Через неделю, разобрав все ящики, она попросила Брайди принести из кухни табурет-стремянку, чтобы заглянуть в шкафчик над камином. Там в щели между запыленными грудами бухгалтерских книг сверкнула зеленая стекляшка. Пузырек с лекарством. За металлическую косынку пробки Сара вытянула его на свет. Этикетка с черепом и перекрещенными костями известила, что в пузырьке яд.

– Мышьяк, – прочла Сара. Брайди, сметавшая хлопья пыли в совок, подняла голову. – Откуда он взялся в этой комнате?

Вопрос прозвучал неожиданно резко для нее самой. Какая связь между конторскими книгами и ядом? Разве мышьяку место среди гроссбухов?

– Покажите. – Брайди потянулась к пузырьку и долго разглядывала этикетку. Лицо ее помрачнело, в глазах стояли слезы.

– Наверное, доктор прописал, – сказала она.

– Мышьяк? – Сара слезла со стремянки. – Врач лечил чахотку мышьяком?

Брайди еще больше помрачнела и уставила взгляд в пол.

– Может, какой новый способ…

Позже Сара поговорила с Молодым доктором, и он подтвердил то, что она и сама знала: ни один нормальный врач не пропишет мышьяк чахоточному больному.

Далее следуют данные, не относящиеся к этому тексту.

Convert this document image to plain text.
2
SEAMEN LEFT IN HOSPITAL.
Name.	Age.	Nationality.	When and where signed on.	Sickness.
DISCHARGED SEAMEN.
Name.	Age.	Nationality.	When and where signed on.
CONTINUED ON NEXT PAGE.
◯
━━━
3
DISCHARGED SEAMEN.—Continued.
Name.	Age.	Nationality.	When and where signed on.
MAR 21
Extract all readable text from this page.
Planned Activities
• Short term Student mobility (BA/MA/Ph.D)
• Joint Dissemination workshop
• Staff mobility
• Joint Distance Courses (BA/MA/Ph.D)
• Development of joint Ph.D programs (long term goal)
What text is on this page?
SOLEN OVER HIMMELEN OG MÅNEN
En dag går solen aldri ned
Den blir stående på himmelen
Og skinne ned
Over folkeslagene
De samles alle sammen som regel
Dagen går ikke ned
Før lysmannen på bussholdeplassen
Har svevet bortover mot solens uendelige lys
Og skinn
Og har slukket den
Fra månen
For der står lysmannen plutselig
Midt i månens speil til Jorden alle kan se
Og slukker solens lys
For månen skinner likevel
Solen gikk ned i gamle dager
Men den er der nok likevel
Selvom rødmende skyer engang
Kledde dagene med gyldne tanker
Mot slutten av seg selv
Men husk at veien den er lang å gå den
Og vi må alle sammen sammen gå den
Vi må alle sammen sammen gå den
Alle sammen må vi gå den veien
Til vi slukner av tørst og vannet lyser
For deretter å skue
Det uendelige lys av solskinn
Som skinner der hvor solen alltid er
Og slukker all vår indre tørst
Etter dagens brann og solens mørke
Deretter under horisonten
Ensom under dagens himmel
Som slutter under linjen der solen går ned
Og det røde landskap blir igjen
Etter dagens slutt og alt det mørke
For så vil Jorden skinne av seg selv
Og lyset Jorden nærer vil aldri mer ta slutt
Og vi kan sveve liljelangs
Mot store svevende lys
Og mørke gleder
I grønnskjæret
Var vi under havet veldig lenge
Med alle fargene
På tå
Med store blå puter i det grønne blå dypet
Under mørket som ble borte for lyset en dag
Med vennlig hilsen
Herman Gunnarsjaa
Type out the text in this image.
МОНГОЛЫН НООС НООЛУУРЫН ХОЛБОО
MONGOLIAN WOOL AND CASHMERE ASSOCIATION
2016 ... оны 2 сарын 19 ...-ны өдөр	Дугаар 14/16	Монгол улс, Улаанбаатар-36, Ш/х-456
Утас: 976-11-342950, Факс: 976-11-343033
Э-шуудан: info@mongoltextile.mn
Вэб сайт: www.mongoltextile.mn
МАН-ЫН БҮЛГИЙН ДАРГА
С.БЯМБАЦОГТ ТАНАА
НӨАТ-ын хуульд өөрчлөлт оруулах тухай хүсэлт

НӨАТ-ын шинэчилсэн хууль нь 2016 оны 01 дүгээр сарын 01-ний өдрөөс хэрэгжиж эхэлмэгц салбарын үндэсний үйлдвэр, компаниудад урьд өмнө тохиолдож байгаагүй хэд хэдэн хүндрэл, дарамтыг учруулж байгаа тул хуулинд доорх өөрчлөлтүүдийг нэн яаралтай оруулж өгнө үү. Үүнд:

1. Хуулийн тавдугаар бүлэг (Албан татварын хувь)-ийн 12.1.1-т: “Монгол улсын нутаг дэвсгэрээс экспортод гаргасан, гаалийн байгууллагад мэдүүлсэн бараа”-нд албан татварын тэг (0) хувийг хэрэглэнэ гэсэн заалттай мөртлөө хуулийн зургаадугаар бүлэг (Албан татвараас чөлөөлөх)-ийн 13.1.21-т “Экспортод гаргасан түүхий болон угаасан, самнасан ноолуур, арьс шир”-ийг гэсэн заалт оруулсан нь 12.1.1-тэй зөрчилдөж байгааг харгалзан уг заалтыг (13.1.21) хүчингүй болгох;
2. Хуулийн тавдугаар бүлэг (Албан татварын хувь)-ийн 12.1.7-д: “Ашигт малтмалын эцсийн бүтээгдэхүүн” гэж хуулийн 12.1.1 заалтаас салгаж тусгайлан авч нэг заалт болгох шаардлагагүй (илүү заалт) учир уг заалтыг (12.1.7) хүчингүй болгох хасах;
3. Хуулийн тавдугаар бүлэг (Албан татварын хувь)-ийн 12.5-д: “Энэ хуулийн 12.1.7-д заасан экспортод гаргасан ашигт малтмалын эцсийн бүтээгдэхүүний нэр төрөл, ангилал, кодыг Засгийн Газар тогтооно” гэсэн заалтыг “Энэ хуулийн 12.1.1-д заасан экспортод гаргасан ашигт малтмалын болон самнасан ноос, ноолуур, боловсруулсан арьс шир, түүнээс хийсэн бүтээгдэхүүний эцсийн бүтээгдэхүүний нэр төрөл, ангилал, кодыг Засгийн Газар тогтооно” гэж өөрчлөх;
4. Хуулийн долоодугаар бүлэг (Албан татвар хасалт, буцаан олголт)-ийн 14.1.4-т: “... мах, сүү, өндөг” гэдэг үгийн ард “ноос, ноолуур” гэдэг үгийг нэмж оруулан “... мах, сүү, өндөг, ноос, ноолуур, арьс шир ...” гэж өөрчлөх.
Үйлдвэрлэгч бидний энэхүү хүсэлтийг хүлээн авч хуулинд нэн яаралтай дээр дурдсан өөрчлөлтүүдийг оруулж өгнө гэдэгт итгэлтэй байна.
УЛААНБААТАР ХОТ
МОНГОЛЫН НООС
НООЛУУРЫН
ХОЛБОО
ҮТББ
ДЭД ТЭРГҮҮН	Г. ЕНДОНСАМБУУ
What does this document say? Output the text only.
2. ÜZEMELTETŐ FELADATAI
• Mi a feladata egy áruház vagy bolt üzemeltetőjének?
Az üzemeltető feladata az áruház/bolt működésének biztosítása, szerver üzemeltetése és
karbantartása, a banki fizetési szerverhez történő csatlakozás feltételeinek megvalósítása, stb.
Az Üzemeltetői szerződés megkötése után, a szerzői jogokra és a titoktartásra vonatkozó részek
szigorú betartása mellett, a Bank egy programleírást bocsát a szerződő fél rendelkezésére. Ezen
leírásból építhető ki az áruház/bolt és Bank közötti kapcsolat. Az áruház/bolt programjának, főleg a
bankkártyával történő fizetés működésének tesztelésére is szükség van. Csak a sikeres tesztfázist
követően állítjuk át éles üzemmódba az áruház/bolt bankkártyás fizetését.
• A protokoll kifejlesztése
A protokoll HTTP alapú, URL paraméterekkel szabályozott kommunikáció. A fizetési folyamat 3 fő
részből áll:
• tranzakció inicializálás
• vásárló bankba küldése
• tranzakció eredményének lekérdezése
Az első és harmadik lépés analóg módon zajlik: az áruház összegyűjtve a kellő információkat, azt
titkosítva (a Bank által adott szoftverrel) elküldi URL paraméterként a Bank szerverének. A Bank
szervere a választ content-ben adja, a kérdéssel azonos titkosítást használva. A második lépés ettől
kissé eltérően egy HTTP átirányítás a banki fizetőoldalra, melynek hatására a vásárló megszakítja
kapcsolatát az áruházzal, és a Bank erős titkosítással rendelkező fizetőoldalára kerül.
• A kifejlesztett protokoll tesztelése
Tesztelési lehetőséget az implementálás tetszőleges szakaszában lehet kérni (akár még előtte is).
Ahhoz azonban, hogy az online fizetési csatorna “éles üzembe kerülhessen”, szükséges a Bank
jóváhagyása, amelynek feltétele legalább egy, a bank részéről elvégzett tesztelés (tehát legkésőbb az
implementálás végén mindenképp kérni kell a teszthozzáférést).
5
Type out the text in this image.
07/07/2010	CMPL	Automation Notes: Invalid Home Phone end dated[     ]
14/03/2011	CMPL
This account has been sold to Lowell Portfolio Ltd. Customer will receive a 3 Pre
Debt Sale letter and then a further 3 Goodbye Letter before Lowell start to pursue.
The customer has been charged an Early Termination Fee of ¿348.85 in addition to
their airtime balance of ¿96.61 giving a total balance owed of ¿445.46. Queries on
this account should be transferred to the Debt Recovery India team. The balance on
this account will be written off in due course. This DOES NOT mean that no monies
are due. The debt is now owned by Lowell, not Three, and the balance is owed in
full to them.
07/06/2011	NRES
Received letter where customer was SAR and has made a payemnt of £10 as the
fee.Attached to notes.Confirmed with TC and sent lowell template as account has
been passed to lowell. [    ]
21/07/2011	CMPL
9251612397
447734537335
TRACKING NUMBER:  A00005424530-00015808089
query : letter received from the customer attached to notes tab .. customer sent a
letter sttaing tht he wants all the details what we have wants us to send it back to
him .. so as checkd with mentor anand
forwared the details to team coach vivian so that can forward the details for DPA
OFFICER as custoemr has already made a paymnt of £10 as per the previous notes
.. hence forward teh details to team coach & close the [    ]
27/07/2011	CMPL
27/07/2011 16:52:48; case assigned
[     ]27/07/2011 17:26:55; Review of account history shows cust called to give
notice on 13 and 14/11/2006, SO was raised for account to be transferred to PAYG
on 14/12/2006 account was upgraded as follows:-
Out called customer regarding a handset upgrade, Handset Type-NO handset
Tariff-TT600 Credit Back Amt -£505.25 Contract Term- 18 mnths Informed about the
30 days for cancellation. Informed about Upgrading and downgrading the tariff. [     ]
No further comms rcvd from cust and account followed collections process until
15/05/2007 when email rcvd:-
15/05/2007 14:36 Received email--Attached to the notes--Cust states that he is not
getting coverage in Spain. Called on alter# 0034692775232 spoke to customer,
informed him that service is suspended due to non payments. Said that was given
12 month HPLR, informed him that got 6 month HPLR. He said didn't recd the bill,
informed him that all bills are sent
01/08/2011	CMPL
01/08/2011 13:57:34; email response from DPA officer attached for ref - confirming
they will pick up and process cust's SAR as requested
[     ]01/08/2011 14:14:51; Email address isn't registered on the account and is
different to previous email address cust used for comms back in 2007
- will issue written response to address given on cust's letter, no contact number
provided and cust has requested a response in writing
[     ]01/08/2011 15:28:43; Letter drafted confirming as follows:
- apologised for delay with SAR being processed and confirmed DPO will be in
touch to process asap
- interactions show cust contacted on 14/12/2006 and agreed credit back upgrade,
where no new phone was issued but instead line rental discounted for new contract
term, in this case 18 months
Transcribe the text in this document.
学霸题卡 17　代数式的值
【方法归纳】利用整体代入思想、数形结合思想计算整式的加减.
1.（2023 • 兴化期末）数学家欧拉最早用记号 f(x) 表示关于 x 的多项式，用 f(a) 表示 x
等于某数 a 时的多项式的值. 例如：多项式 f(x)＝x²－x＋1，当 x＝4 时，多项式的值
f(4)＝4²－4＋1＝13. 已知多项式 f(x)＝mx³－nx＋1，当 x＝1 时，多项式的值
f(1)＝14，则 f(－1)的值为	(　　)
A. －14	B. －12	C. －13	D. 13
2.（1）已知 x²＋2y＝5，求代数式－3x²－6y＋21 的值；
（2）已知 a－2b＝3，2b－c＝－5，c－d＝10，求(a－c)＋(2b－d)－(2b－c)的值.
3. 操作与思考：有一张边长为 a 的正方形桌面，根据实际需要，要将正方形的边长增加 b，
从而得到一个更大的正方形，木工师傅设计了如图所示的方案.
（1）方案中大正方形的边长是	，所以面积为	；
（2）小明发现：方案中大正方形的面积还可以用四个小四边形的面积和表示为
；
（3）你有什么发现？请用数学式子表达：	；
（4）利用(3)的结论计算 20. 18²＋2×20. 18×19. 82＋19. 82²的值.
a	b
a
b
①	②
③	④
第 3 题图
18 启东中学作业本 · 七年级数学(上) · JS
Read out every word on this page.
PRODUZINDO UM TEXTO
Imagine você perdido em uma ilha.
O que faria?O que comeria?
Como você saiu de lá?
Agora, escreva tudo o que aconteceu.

А вот Эдмунд отмахнулся от ее тревог. В доме полно мышьяка, сказал он. В подвале, чтоб травить крыс, и в кладовой, чтоб добавлять в краски. Конечно, странно, что пузырек с мышьяком оказался в комнате больного, но это еще не доказывает злой умысел. Случайность – не улика, и потом, не ясен мотив.

– Чего Брайди могла добиться, отравив твоего отца?

Эдмунд наконец и сам навестил Молодого доктора для осмотра после поездки. Домой он вернулся с коробочкой успокоительных пилюль для Сары, страдавшей, по его словам, серьезным нервным расстройством. Это вполне естественно, сказал врач, ведь она пережила смерть отца, с которым была очень близка.

* * *

Распоряжение наследством Бенджамина Лаверстока Холлингворта затягивалось из-за осложнений в оформлении документов, старомодной бухгалтерской практики увязывания личных и деловых издержек и того обстоятельства, что кое-кто из наследников проживал за рубежом. Оглашение завещания состоялось лишь в июне. Дело о наследстве доверили фирме Эдмунда, но поскольку он был родственником покойного, вел его Филипп Боггс.

Оглашение завещания одарило двумя открытиями, весьма повлиявшими на жизнь бенефициариев. Первое: состояние Холлингворта оказалось значительно меньше ожидаемого.

И второе: в списке наследников значилась мисс Бригита Моллой, за долгую и преданную службу семейству Холлингвортов получавшая пять тысяч долларов.

Пять тысяч! Хватит на дом и машину! Теперь Эдмунд признал, что подозрения Сары, возможно, не совсем беспочвенны.